49 Samsung’s alternative submission was that a territorial nexus would overcome the territorial limits on jurisdiction. Samsung made this submission primarily by reference to the ‘constitutional conceptions of predominant territorial nexus inherent in the federal compact and the nature of judicial power’. This submission was rather faintly put and I do not accept it.
50 Finally, as I noted at  above, Samsung’s solicitors had originally intended to seek the issue of a letter of request under the Hague Evidence Convention, which it would have sought to effect through the Western Australian Supreme Court. However, at  above, I also noted Samsung’s further submission that because the Singaporean courts have no jurisdiction to issue subpoenas to persons outside Singapore, s 23 was the only available avenue for Samsung to achieve that end. This is not so.
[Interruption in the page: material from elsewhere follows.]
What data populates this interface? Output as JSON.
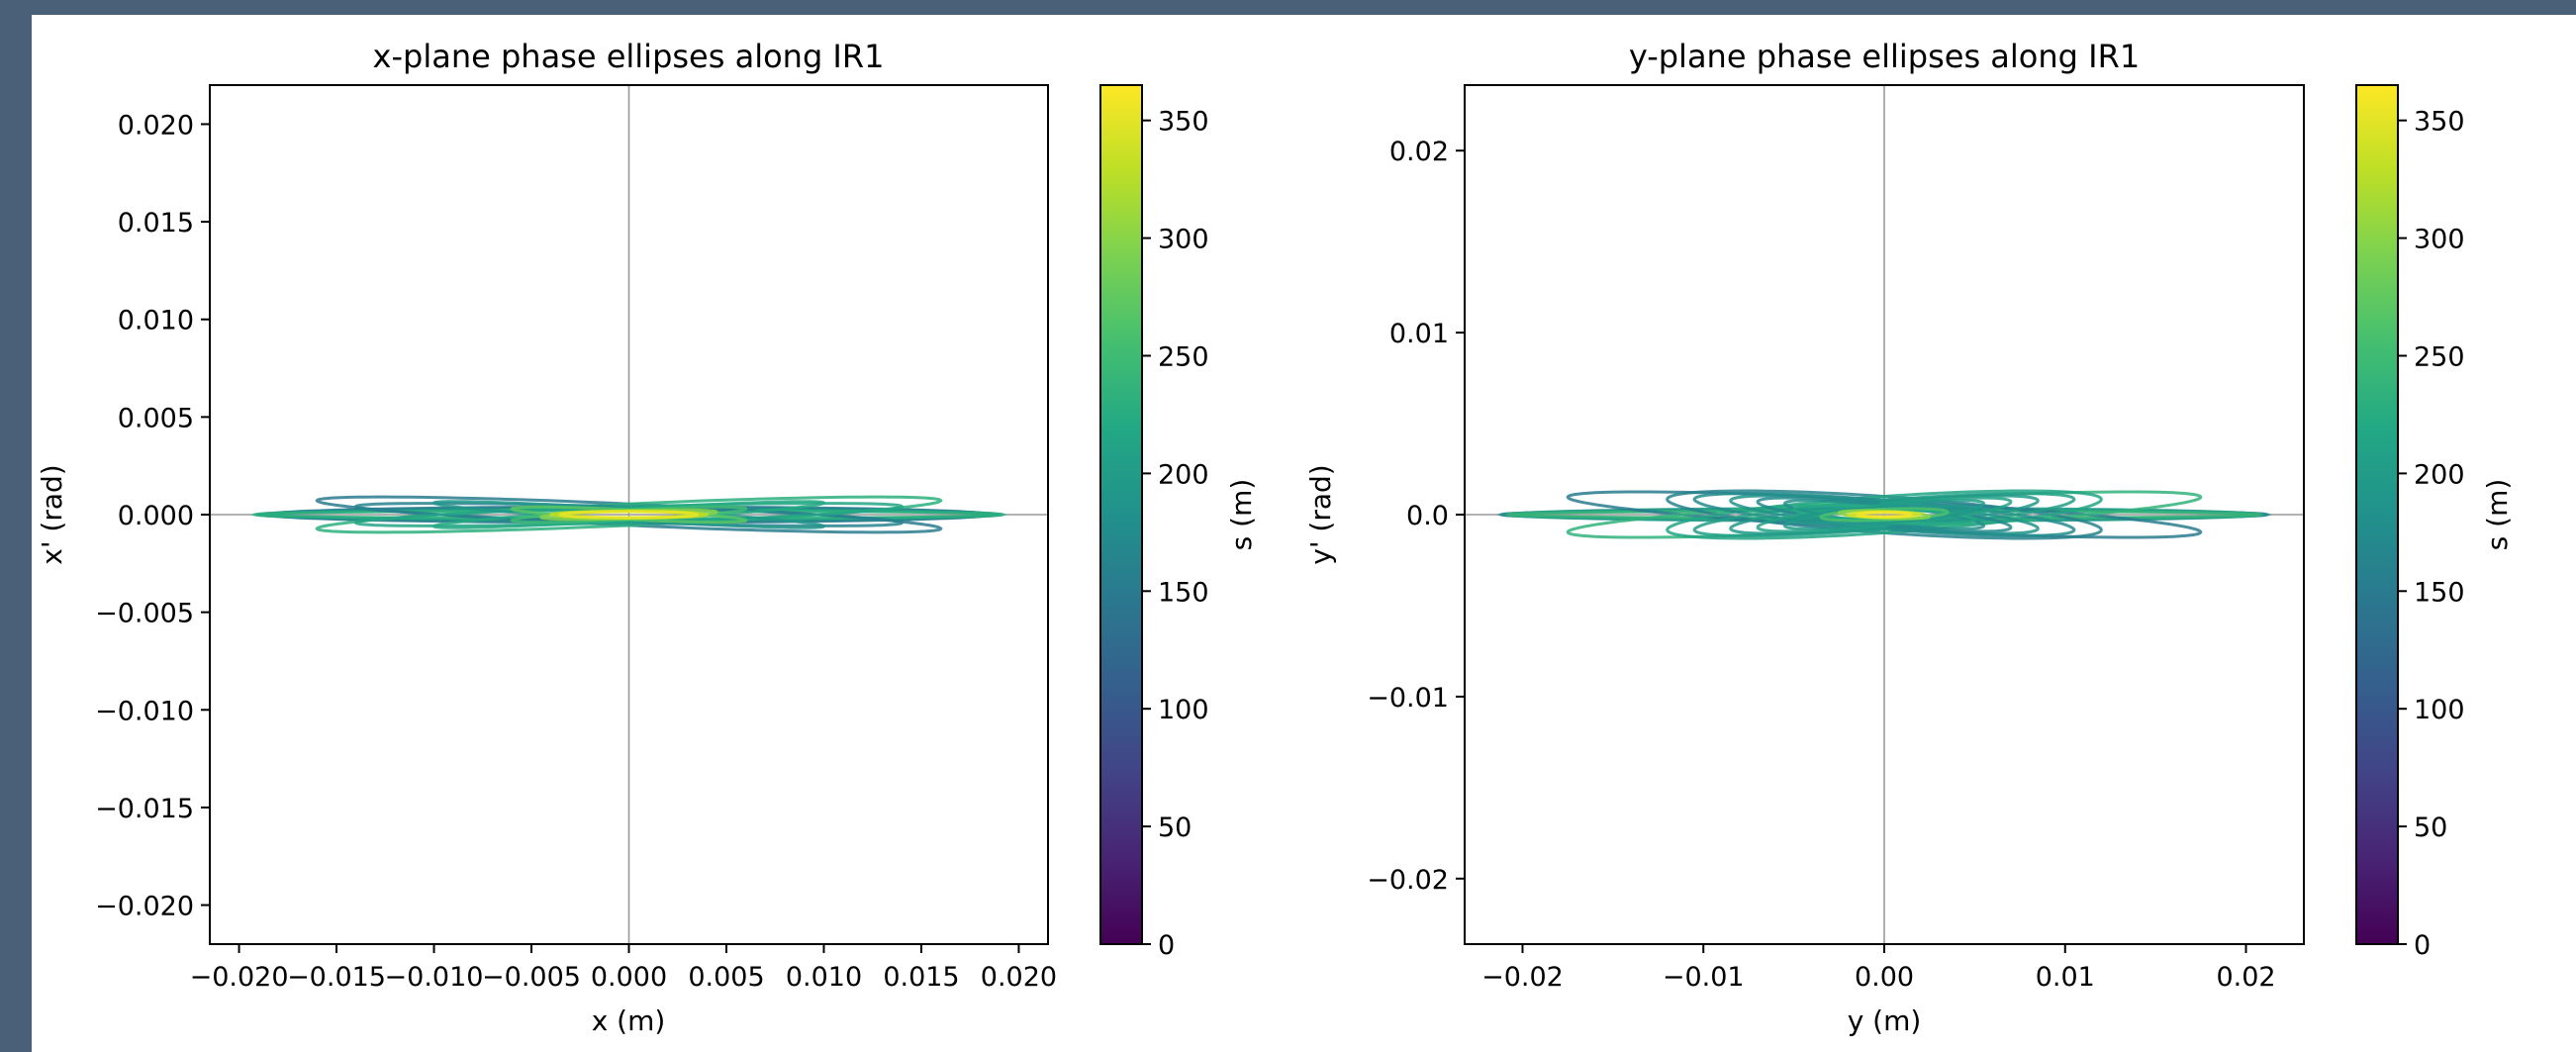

51 Singapore and Australia are both contracting parties to The Hague Evidence Convention. Under art 1 of that Convention, the central authority of the requesting state may send a letter of request to the central authority of another contracting state for the taking of evidence. The letter must be executed by a judicial authority of the requested state that is competent to do so under its own law (art 2), which in this case would be the Western Australian Supreme Court. Parties may apply to the Western Australian Supreme Court for assistance in obtaining evidence in a court or tribunal which is outside Western Australia: Evidence Act 1906 (WA) ss 115–118; Rules of the Supreme Court 1971 (WA) O 39.
The second issue: reasonableness
52 There is, in light of my conclusion as to the first issue, no need to consider the second issue.
Conclusion and order
53 Samsung’s application, for the above reasons, fails, and I will refuse leave to issue further subpoenas, and dismiss the application.